The ASPI advanced 127.17 points (+0.54%) to close at 23,654.30, while the S&P SL20 gained 44.99 points (+0.70%) to end the session at 6,503.02. The positive close capped off a strong week for equities, reflecting growing confidence among investors amid signs of economic stabilisation.
Investor sentiment was bolstered by the Central Bank of Sri Lanka’s (CBSL) recent outlook signals for FY2026, which pointed towards improving economic conditions. Additionally, the gradual recovery from recent climatic disruptions further supported confidence, encouraging investors to seek new opportunities in the equity market.
Market turnover stood at LKR 8.54 billion, driven largely by activity in the Diversified Financials sector, which accounted for LKR 2.11 billion with 62.71 million shares traded. LOLC.N dominated sector turnover, contributing LKR 1.52 billion on 2.65 million shares. Crossings amounted to LKR 2.43 billion, representing 28% of total turnover, with the largest crossing recorded in LOLC.N at LKR 1.18 billion.
Market participation remained active, with total share volume reaching 269.33 million shares. Market breadth was broadly neutral, as 118 gainers marginally outnumbered 116 decliners, indicating selective buying amid ongoing sector rotation.
JKH.N emerged as the top positive contributor to the indices, followed by COMB.N, VONE.N, CARS.N, and NTB.N. On the downside, MELS.N led the drag on the market, while CTHR.N, CFIN.N, HHL.N, and COOP.N also weighed on index performance.

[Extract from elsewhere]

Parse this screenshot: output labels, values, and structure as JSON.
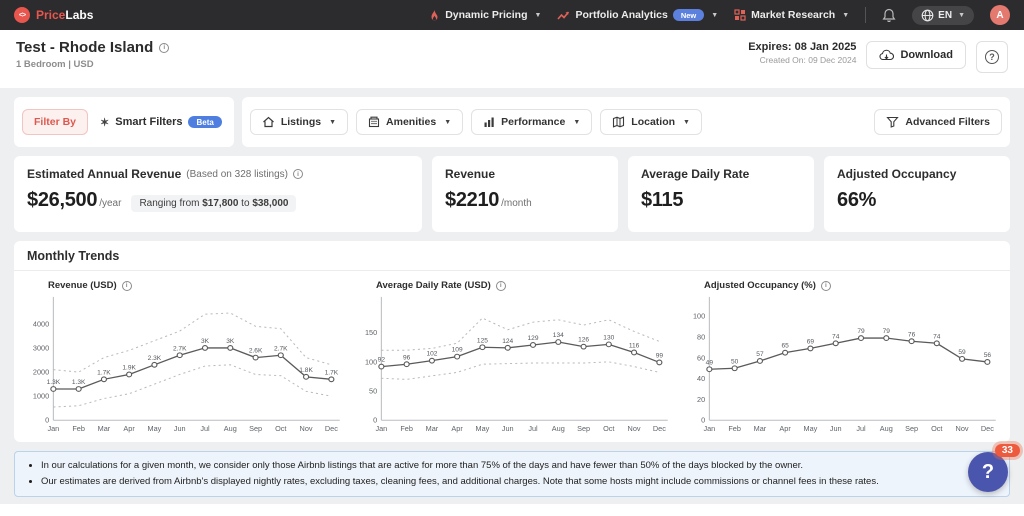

Among notable trades, COCO.N recorded significant activity, generating LKR 107 million in turnover on 1.75 million shares traded, alongside a strong price gain of 15.66%.
Overall, the market’s sustained upward trend reflects improving confidence in Sri Lanka’s equity market, supported by strengthening macroeconomic indicators, robust liquidity, and selective investor participation.